Tuesday, October 1, 2013

What have we learned from Fukushima

Firstly, Fukushima was not an unavoidable natural disaster. For many outside Japan it is easy to draw the conclusion that Fukushima is unique, as very few places experience such huge earthquakes and tsunamis as Japan. So, the logic goes, there are no real lessons to be learned for other countries.

Much the same was said after the Chernobyl nuclear disaster in Ukraine in 1986. Chernobyl was a bad design, a similar accident could not happen in Japan, which has Western-designed reactors. But it did.
Prof Kiyoshi Kurokawa chaired the Japanese parliamentary inquiry in to the Fukushima disaster and his conclusions are devastating.
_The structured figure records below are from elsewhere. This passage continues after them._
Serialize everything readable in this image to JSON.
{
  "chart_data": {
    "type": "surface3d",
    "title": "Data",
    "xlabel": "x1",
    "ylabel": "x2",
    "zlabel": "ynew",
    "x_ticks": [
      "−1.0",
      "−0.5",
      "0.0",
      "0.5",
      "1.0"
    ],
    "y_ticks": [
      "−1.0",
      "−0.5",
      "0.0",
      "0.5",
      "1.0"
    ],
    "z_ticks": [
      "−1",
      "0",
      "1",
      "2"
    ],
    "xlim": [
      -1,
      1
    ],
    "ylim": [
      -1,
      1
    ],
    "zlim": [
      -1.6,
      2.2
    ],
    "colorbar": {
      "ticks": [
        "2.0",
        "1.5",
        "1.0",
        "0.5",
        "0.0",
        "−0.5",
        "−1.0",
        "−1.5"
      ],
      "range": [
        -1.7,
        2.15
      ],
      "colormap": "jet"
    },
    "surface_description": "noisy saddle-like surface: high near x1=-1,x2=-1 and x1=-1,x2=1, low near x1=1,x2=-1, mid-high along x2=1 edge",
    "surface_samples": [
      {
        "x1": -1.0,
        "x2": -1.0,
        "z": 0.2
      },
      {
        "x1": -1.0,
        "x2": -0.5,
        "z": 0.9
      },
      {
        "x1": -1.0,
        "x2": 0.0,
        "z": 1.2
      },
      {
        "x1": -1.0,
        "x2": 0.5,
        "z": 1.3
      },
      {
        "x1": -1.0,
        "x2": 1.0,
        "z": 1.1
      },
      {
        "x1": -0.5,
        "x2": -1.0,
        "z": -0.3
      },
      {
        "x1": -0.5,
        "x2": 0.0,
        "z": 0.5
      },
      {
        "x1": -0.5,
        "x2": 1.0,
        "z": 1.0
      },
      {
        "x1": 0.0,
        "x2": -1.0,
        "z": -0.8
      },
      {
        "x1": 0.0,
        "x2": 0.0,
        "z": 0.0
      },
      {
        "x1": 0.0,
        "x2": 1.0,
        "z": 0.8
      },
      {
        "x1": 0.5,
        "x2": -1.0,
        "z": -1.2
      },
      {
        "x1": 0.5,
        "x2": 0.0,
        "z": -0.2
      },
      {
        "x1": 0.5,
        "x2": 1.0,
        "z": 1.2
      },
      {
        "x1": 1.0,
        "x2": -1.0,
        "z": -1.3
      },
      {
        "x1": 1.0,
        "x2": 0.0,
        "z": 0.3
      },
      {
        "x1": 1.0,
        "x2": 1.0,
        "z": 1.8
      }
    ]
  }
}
It was, he told me: "Man-made, and made in Japan."
Tatsujiro Suzuki, the deputy head of Japan's Atomic Energy Commission, has also been damning.
"There were studies which showed a one-in-1,000-year probability of the Fukushima coast being hit by a 10m tsunami," he said. "Unfortunately, those studies were dismissed. The nuclear industry didn't think it would happen, so they didn't prepare for it," he said.

'Too trusting'
An investigation by Japan's NHK broadcaster last year found that simple equipment, things like mobile generators and battery packs that could have helped prevent the meltdowns, were sitting at a depot just 25 miles (40km) from the Fukushima plant.
After the tsunami knocked out the plant's electrical system there was still time to bring in the back-up equipment. Army helicopters were on standby. But there was no plan. Chaos ensued.
A senior company official in charge of logistics was asked by the NHK team why he had not dispatched the equipment. "We had a very long list of things they needed. We had no way to prioritise which should go first," he said.